My Testimony - Nancy Holman


My testimony is centered on a penny.
A penny is a special symbol of God's great love and provision for me throughout all the years of my life.

I was born an only child in a small rural community in Iowa. I was raised in a Christian family and church was an important part of my life. After high school I attended the University of Iowa for a year. Away from home and security, I questioned everything in my life. I transferred to Immanuel Hospital School of Nursing in Omaha, Nebraska. There I became involved in Campus Crusade and one thought kept bothering me. I could not name a specific date when I had accepted Christ as my Savior. Jesus had always been a part of my life. I had been baptized as an infant but at that time I felt the need to be baptized as an adult as a public commitment that Christ was indeed my personal Savior.

I graduated from nurses training as an R.N. and married a young man who was attending Bible College. I watched as God changed him from one who stuttered and flunked out of the University of Nebraska into a gifted Bible scholar and a great preacher with the gift of administration. We had three beautiful daughters together.

Then fourteen years into my marriage, my world shattered! My husband began having an affair and two difficult years later, I found myself divorced with three little girls. I felt like a pair of old shoes worn, used, and then discarded for a different pair.

Due to nursing layoffs in Omaha at the time, I could not get a nursing job and I worked for minimum wage in a daycare. I got food stamps to feed my daughters but I was getting notices that my electricity was about to be shut off because I could not pay the bill which would mean no heat during a cold Nebraska winter.

I went for a walk late one night and I cried out to God telling Him that I just could not go on. I had made such a mess of my life and I needed Him to take control of my life. My Heavenly Father is so good! There on the sidewalk in front of me was a penny.
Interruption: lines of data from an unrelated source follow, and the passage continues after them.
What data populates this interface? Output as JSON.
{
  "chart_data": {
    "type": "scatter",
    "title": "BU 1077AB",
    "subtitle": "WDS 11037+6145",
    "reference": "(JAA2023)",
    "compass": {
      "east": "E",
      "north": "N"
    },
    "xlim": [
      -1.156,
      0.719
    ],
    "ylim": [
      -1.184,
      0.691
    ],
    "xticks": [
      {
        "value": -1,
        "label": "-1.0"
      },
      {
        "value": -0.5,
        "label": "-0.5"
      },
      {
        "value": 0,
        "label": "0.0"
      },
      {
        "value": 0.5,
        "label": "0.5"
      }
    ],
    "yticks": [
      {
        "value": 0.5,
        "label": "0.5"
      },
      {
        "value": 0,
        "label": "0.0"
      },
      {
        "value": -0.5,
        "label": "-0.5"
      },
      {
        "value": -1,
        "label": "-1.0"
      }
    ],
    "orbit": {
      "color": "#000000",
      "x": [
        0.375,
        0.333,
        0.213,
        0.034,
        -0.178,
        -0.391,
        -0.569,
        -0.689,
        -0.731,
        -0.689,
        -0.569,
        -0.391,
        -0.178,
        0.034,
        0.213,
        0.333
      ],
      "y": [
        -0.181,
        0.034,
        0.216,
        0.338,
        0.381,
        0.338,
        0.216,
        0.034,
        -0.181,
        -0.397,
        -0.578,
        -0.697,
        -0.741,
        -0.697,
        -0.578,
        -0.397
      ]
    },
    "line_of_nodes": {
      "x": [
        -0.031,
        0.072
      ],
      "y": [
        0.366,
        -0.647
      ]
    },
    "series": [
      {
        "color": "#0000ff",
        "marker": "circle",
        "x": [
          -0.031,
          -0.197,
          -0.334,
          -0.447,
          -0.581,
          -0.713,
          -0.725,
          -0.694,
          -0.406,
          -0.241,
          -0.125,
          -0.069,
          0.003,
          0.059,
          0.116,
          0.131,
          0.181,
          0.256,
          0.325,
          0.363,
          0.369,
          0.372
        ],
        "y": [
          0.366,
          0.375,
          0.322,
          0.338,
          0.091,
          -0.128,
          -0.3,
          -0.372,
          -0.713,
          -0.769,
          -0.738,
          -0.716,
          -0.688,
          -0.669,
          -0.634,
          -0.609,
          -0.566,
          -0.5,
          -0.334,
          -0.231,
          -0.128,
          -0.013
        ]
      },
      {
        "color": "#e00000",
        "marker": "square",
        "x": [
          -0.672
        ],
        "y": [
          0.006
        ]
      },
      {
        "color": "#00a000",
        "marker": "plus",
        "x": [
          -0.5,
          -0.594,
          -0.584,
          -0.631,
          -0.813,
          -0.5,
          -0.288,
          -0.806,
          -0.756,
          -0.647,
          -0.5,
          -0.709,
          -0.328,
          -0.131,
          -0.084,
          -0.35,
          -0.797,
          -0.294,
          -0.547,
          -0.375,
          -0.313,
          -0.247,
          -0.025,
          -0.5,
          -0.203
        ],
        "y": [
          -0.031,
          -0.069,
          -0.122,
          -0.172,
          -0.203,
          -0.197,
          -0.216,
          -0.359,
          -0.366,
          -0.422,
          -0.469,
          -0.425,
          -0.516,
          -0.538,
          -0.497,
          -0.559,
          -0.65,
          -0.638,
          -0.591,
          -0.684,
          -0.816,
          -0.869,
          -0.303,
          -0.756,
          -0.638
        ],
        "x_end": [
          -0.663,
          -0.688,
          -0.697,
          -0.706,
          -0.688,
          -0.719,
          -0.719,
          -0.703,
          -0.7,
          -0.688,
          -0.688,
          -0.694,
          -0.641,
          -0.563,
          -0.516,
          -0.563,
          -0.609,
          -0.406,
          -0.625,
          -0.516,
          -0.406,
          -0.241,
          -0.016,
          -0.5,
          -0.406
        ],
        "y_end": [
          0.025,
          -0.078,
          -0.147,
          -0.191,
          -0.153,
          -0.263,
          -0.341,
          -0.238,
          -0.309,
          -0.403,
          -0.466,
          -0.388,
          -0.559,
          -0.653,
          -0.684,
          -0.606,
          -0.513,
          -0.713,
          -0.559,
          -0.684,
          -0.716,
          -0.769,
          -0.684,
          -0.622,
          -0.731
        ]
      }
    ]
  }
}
God assured me that I did not need to worry because He loved me so much and He would take care of me and provide for my family. He was just waiting for me to ask and so I sat back and watched as God provided. During the next several weeks I received $20, $50, $100 – over $2000 in all – in the mail from Christian people who responded to the Lord’s leading when He put it on their hearts to send me money. I didn’t need to ask for even a penny! God also provided me a good paying nursing job, a house to live in, and a wonderful church family to support me as He healed my brokenness.

My first husband died within a year of the divorce from a brain abscess. As I stood by his hospital bed and watched the color fade from his face after the ventilator was turned off, tears fell down my face. I was freed from all my hurt, anger, and fears. I knew then my husband was not coming back and God had other plans for my life.

As I look back on that period in my life, I am reminded of the “Footprints” poem. When the days of my life were the darkest, there was only one set of footprints in the sand. God had picked me up and carried me through.

For almost two years I prayed that God would bring a special man into my life to be my husband and a father for my daughters. I asked Him to do this before I turned forty and in God’s perfect time, just weeks before I turned forty, He send Bob. That was in 1988.

God has been so good to me and so faithful in providing all my needs. My life verse is
Jeremiah 29:11: “For I know the plans that I have for you, declares the Lord, plans for welfare and not for calamity to give you a future and a hope.”
My hope for all eternity is in my Heavenly Father who sent me a penny from Heaven when my world was shattered and my life was broken!